The Survivor Edition of Immigration Practice
Sharma-Crawford's message to immigration attorneys and immigrants alike is grounded in resilience. She frames the current moment as the "Survivor Edition of Immigration Practice," borrowing the reality show's motto: outwit, outplay, outlast.
"Community is everything," she stresses. Lawyers are working together in a beehive mentality to address the threat. The Sevis litigation showed this power multiple lawsuits filed across the country every single day, rather than one massive class action. That's what turned the tide.
"Stay the course," she advises. "If we give up, they win."
But survival also requires redefining what winning means. Sometimes winning is finishing your degree. Sometimes it's getting your employment authorization. Sometimes it's simply getting through the week.
"Celebrate every win," Sharma-Crawford urges. "We made it through the day. We made it through the week. We made it with one habeas win."
She calls these moments "pockets of joy" and insists they're essential for maintaining the fight. Take breaks when needed. Meditate. Do whatever brings peace. But then get back in the race, back in the game, back in the fight.
"There's more of us than there are of them," she insists. "Those people that want to make sure that the American democracy is secure, that the rule of law is solid we've been made divided, but I don't think we are divided."
From Tragedy, A Message of Kindness
Beyond her legal work, Sharma-Crawford has authored three books. The first two addressed gaps in immigration practice: helping parents talk to children about deportation proceedings and educating families about human trafficking.
Her third book, "The Ripple," took a different direction. Written after serving on the board of SevenDays, a nonprofit created following an anti-Semitic shooting at a Jewish community center in Kansas City, the book teaches about spreading ripples of kindness rather than reacting with anger.
The founder of SevenDays, Mindy Corporon, lost her father and son in that tragedy. Rather than responding with rage, she created an organization dedicated to putting more kindness and understanding in the world.
"In the world that we live in right now, I think the world could use a lot more kindness," Sharma-Crawford reflects.
A Perspective Forged in Trial
Sharma-Crawford's approach to this crisis is shaped by her trial lawyer background. She understands that American democracy itself is at issue. The guardrails are off, and if they can't be put back up, there is no system, no policy, nothing left to change because it's all come down.

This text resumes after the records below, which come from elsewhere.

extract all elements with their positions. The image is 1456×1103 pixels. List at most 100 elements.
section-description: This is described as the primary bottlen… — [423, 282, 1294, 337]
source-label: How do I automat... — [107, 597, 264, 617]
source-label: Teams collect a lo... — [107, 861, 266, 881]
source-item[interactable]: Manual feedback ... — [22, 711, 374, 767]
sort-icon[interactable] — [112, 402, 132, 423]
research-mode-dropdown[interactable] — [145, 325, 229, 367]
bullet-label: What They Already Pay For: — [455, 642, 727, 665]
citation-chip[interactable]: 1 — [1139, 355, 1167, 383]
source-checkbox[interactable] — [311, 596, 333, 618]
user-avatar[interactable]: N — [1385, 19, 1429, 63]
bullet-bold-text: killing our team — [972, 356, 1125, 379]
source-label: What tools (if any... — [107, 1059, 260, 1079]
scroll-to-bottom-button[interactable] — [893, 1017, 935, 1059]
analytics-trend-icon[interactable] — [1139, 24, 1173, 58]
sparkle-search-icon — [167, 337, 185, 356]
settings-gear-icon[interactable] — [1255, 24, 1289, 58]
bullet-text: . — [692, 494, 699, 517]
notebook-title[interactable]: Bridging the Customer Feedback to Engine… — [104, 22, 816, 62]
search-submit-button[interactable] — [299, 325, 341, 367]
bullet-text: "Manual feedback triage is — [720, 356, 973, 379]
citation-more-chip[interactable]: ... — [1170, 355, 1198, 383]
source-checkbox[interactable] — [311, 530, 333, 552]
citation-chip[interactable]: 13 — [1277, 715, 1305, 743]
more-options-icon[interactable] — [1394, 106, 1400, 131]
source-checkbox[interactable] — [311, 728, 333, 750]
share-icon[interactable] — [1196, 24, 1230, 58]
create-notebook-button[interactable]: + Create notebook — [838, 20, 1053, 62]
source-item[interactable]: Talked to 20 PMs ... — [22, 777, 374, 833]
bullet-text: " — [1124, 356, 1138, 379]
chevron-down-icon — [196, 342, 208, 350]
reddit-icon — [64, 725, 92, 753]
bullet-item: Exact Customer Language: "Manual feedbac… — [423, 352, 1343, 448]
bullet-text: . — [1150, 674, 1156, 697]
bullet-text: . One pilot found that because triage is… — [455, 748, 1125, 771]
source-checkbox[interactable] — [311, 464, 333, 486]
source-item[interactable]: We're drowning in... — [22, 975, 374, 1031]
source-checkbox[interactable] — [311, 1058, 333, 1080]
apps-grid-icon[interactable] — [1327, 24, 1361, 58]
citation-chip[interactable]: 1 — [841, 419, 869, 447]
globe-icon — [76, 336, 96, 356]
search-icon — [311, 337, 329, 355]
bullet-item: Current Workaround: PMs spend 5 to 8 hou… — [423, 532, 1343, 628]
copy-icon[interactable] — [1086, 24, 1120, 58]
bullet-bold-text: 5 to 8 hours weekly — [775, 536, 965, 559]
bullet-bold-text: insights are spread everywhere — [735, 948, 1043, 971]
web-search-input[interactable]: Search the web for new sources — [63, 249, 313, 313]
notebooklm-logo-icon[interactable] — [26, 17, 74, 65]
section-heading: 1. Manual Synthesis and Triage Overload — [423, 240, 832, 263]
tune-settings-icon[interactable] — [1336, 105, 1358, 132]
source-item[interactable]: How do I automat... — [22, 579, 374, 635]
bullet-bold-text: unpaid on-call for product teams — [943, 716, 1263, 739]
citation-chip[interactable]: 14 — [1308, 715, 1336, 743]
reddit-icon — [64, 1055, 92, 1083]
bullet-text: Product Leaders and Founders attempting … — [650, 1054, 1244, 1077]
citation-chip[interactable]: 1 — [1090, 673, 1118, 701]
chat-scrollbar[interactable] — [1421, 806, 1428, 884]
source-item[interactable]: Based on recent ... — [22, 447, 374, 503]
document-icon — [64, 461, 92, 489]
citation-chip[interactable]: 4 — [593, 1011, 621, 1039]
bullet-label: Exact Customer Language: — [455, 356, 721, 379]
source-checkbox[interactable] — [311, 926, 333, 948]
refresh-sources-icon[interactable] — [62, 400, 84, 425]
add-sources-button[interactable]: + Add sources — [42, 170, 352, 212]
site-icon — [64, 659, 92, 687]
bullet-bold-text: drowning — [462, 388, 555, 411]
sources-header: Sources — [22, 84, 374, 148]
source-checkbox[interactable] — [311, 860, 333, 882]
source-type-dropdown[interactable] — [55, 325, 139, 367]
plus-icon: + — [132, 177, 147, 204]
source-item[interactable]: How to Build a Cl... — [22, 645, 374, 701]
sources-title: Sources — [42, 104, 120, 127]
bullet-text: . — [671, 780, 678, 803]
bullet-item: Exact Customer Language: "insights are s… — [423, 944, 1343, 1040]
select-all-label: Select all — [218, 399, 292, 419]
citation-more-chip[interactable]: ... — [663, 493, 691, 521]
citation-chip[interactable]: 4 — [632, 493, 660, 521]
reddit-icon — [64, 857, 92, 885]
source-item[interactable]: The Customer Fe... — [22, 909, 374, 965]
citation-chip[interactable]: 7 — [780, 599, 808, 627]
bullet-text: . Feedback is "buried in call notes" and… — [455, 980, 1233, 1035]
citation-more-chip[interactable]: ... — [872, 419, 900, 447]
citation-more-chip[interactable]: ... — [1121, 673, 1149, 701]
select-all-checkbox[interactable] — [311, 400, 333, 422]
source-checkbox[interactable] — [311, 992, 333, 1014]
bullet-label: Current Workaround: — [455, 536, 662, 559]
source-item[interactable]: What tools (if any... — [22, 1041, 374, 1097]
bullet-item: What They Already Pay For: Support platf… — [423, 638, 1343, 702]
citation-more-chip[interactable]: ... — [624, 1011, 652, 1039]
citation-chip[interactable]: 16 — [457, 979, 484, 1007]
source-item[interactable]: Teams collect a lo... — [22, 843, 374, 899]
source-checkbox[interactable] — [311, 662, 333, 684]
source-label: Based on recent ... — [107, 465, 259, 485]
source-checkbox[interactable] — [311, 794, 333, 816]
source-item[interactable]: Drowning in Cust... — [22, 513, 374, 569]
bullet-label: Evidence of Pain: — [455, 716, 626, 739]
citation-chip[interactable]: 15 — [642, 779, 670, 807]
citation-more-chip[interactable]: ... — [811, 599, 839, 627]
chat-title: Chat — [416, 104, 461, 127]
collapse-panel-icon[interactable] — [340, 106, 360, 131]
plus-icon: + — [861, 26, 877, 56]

But she also knows something about endurance.
"We've seen worse," she notes, pointing to Covid. "No one thought we would survive. Here we are five years later."
If we can survive a global pandemic, she reasons, we can survive this administration.
For now, Sharma-Crawford remains in the fight, filing federal habeas petitions and appeals to the Tenth Circuit, representing clients in immigration and federal court, and leading through one of the darkest periods in American immigration history.
She's doing what trial lawyers do best: standing in the courtroom, making her case, refusing to back down. And she's reminding everyone who will listen that winning isn't always about the trophy. Sometimes it's simply about showing up to the race and having the courage to run.
"Stay the course," she says again. "Because if we give up, they win."